After catching a combined 17 passes for 239 yards and two touchdowns through Tennessee's first three games of the season, Patterson totaled 10 receptions for 127 yards and one touchdown over the Vols' next five contests. He didn't catch more than three passes or accumulate more than 31 receiving yards in any of those five games.
Patterson arrived at Tennessee as an unpolished receiver, though the 6-foot-3 junior's combination of size and athleticism makes him a potential first-round draft pick. Patterson believes he's come a long way since the start of the season.
"I think I've improved a lot," Patterson said. "I go back and watch film from the first couple of weeks and watch now, and it's a big change, just in running my routes, getting downfield and getting open."
Patterson says he never got frustrated by his lack of catches.

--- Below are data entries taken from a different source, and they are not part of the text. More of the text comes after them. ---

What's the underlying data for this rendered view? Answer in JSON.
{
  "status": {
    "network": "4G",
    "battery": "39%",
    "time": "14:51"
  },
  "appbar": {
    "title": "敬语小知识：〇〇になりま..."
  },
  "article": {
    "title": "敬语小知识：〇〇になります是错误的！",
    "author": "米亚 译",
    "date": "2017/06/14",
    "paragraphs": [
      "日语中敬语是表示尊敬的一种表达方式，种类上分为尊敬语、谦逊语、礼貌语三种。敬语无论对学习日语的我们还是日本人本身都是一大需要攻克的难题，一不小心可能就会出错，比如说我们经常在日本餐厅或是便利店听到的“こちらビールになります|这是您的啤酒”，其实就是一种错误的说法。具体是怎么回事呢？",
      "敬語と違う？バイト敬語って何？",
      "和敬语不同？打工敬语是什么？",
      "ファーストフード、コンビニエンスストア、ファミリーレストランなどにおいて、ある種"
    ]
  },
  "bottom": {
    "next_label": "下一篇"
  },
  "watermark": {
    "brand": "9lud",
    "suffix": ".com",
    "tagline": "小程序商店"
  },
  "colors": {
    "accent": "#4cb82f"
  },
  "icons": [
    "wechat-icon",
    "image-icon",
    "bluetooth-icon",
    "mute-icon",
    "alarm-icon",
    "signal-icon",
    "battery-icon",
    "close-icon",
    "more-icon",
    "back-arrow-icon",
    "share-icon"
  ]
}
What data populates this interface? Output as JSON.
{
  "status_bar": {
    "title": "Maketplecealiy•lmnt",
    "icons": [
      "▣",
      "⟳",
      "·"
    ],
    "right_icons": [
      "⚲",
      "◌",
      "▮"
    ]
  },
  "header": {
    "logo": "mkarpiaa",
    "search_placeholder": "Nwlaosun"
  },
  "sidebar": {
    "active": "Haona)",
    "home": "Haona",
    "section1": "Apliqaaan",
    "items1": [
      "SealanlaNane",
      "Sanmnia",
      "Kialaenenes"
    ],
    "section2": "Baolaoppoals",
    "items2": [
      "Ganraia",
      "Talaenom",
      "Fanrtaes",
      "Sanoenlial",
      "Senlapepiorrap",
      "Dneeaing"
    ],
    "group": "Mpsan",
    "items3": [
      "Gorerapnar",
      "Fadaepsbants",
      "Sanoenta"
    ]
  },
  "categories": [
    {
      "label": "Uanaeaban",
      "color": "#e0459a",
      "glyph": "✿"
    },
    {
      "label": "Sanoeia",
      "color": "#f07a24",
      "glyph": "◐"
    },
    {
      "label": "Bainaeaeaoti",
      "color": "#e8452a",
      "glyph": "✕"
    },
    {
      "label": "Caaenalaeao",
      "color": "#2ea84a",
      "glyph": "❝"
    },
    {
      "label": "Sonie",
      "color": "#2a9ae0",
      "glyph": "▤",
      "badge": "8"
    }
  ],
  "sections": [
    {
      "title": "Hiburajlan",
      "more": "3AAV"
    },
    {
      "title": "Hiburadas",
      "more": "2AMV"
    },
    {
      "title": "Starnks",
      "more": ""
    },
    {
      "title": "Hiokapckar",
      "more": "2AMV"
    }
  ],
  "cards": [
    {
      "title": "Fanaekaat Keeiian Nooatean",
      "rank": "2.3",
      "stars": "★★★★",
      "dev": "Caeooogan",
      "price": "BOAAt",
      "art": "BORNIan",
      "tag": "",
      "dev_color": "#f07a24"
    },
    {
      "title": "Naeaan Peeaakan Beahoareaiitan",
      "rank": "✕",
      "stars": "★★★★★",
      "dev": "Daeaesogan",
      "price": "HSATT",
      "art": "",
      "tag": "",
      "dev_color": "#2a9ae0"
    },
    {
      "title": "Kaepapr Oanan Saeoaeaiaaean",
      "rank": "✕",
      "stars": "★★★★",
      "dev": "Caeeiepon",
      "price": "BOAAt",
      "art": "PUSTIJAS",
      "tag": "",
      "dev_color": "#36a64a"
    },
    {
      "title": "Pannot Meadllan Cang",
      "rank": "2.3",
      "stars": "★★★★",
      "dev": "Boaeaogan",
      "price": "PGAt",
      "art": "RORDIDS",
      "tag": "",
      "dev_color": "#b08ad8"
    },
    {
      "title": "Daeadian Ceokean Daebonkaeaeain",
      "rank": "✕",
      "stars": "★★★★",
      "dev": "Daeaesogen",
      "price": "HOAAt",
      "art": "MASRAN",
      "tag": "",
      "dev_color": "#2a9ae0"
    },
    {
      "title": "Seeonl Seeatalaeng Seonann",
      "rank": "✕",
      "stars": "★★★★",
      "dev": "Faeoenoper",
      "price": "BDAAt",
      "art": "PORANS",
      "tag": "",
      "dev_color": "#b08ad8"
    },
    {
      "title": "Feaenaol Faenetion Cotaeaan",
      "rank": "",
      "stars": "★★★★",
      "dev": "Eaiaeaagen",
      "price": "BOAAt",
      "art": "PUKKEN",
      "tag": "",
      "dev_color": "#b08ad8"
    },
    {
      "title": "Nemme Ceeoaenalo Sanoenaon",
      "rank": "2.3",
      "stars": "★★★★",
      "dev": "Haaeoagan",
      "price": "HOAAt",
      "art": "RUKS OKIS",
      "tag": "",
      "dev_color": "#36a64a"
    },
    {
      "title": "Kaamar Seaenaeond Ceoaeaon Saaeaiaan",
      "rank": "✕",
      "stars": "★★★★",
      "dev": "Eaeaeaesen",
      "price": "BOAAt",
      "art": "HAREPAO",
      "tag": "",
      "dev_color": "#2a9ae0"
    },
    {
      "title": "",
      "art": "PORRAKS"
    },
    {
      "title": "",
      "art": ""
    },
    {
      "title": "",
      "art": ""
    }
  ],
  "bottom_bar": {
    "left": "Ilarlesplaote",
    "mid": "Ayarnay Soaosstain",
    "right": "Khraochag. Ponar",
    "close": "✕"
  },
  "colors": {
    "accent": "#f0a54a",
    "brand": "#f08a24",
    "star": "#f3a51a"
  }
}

"If you're letting frustrated, that means you're just being selfish," Patterson said. "I'm not a selfish person."
Tennessee's coaching staff has done everything possible to get Patterson more opportunities, whether by handing him the ball or using him on special teams. Patterson leads the SEC with 1,292 all-purpose yards.

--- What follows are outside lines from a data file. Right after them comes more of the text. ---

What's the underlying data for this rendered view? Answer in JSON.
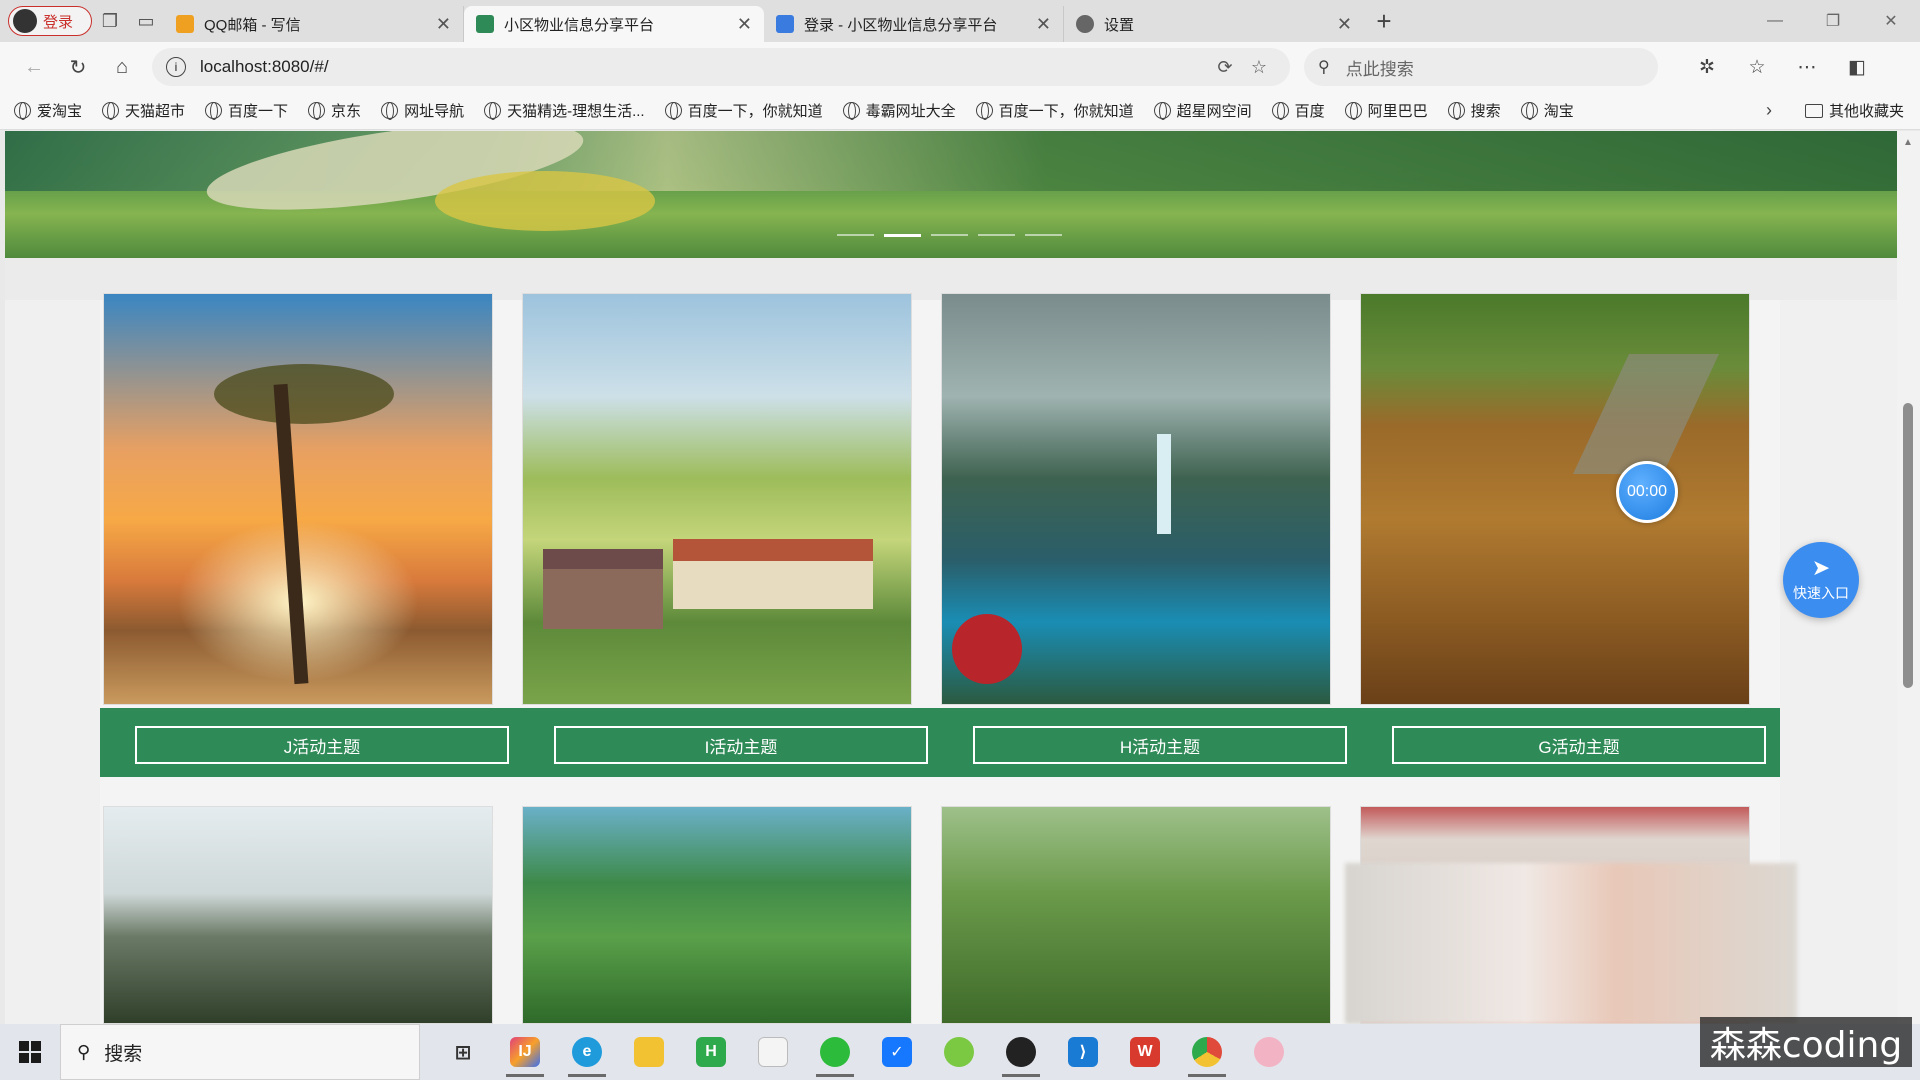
{
  "browser": {
    "profile_label": "登录",
    "tabs": [
      {
        "title": "QQ邮箱 - 写信",
        "active": false,
        "favicon_color": "#f0a020"
      },
      {
        "title": "小区物业信息分享平台",
        "active": true,
        "favicon_color": "#2e8a57"
      },
      {
        "title": "登录 - 小区物业信息分享平台",
        "active": false,
        "favicon_color": "#3a7be0"
      },
      {
        "title": "设置",
        "active": false,
        "favicon_color": "#666666"
      }
    ],
    "close_glyph": "✕",
    "new_tab_glyph": "+",
    "url": "localhost:8080/#/",
    "search_placeholder": "点此搜索",
    "bookmarks": [
      "爱淘宝",
      "天猫超市",
      "百度一下",
      "京东",
      "网址导航",
      "天猫精选-理想生活...",
      "百度一下，你就知道",
      "毒霸网址大全",
      "百度一下，你就知道",
      "超星网空间",
      "百度",
      "阿里巴巴",
      "搜索",
      "淘宝"
    ],
    "other_bookmarks": "其他收藏夹"
  },
  "page": {
    "carousel_dot_count": 5,
    "carousel_active_index": 1,
    "activity_themes": [
      "J活动主题",
      "I活动主题",
      "H活动主题",
      "G活动主题"
    ],
    "timer": "00:00",
    "quick_entry": "快速入口",
    "theme_color": "#2e8a57",
    "accent_color": "#3b8df0"
  },
  "taskbar": {
    "search_label": "搜索",
    "apps": [
      "task-view",
      "intellij-idea",
      "edge",
      "file-explorer",
      "hbuilder",
      "notepad",
      "wechat",
      "task-app",
      "app-green",
      "qq",
      "vscode",
      "wps",
      "chrome",
      "app-avatar"
    ]
  },
  "watermark": "森森coding"
}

Patterson is the nation's eighth-leading kickoff returner with an average of 31.5 yards per attempt, but many teams stopped aiming kicks in his direction after he brought one back 98 yards for a touchdown against Mississippi State last month. Patterson also has rushed for 242 yards and a pair of touchdowns on 18 carries.

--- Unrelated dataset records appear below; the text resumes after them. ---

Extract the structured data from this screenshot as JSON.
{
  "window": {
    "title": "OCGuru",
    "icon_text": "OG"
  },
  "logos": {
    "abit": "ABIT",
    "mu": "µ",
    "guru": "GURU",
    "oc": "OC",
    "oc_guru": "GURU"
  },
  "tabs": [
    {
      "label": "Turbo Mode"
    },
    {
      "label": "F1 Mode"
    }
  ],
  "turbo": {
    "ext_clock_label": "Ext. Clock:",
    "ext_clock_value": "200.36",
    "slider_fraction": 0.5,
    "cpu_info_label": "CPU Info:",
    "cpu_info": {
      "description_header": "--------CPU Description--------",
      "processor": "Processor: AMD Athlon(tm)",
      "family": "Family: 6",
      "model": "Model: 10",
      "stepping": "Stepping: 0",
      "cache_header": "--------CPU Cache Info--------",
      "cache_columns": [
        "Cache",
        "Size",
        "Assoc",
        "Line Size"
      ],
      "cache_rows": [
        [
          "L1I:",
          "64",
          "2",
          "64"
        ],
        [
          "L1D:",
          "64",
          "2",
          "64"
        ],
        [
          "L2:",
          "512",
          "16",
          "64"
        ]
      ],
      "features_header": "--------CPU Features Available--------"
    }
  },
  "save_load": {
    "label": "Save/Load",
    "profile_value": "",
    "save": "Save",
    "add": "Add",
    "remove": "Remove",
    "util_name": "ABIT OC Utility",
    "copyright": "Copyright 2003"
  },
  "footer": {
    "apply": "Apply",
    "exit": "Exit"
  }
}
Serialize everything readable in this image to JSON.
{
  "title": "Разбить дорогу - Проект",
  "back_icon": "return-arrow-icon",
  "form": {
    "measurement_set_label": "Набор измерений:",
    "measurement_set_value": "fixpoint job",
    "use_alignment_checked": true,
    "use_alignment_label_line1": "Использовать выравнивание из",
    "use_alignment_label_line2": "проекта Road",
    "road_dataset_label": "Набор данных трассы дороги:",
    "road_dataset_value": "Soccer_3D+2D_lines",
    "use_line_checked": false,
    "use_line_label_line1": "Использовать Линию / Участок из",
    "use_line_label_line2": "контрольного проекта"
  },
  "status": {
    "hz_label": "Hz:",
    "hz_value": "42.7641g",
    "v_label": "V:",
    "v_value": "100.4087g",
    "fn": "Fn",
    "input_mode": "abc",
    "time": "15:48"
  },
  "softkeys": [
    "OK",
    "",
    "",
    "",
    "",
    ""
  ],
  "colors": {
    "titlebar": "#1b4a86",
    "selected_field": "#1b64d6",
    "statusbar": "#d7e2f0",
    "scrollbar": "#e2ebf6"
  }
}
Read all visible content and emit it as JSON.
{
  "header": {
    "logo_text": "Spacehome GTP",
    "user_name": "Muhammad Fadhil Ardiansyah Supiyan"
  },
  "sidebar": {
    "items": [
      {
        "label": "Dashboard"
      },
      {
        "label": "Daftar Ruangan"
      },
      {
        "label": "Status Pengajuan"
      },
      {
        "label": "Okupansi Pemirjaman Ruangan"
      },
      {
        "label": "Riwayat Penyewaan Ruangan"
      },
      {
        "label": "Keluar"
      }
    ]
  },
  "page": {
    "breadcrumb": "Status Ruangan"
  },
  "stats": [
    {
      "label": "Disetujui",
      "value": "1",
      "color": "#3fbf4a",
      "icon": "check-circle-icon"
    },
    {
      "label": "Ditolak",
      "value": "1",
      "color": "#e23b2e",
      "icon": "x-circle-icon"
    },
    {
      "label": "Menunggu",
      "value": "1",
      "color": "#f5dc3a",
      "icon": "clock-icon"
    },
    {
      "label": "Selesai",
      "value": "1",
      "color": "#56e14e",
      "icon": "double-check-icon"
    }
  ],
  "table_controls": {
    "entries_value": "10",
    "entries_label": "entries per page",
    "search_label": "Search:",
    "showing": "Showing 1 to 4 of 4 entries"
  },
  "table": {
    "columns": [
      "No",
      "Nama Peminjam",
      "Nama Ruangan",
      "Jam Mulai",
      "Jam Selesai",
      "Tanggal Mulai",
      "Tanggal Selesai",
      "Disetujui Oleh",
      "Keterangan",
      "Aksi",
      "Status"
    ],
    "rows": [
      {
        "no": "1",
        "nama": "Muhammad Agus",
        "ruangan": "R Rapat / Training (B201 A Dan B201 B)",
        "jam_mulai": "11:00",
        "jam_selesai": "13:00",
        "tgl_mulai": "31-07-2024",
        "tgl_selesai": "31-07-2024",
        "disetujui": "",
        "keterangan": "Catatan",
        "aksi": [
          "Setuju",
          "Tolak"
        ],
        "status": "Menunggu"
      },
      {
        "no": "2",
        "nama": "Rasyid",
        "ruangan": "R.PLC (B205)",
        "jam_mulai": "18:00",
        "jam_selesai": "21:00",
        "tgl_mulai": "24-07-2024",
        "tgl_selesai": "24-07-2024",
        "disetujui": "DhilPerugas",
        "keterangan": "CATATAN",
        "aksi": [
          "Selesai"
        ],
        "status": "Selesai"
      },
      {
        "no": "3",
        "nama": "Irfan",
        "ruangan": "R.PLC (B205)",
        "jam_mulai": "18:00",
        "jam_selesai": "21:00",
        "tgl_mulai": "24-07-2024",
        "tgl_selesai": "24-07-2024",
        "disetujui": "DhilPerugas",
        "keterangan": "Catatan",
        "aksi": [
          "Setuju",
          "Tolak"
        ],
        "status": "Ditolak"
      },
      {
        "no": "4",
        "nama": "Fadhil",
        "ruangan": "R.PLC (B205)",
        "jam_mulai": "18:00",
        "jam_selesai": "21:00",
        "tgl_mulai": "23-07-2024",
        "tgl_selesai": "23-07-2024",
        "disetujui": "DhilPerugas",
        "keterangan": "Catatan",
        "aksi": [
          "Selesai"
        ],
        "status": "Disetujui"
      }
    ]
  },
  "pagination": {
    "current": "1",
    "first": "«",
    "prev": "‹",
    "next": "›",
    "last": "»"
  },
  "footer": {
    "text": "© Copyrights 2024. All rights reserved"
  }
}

His mere presence as a receiver has prevented teams from focusing on fellow wideout Justin Hunter and has created plenty of pass-catching opportunities for Zach Rogers. But he can help out a lot more when the ball's in his hands. Patterson has 36 catches for 585 yards and four touchdowns this season and ranks eighth in the SEC with 65 receiving yards per game.
Every time he touches the ball, Patterson is capable of delivering a highlight-worthy play. Whenever the ball was thrown his way last week, Patterson made Troy's defense look helpless with a dizzying array of moves.
"He's probably one of the best open-field runners in college football," Tennessee tailback Marlin Lane said. "Somebody tackling him one-on-one, I don't think is going to happen, because I saw Saturday that 11 people can't tackle him."
In the second quarter against Troy, Patterson caught a 7-yard pass, ran around one defender near the sideline and juked his way around seven more Trojans on a 41-yard gain. Later in that period, he delivered a 37-yard gain in which he caught a pass at the Tennessee 38, spun away from a defender across the middle of the field, maintained his balance and cut between two more defenders. He then did a 360 to shed linebacker Mark Wilson's attempted tackle and then broke free from cornerback Bryan Willis, who was trying to grab him by the ankle.
Just before halftime, Patterson weaved his way around virtually the entire Troy defense to turn a 13-yard completion into a 58-yard gain.
Many receivers would feel lucky to have three plays of that type in their entire career. Patterson produced them all in one quarter.
"It's just instinct," Patterson said. "I just don't want anybody to tackle me, so I try to get off the tackle and get in the end zone."
That plan worked quite well last week. The Vols hope it produces similar results the rest of the season.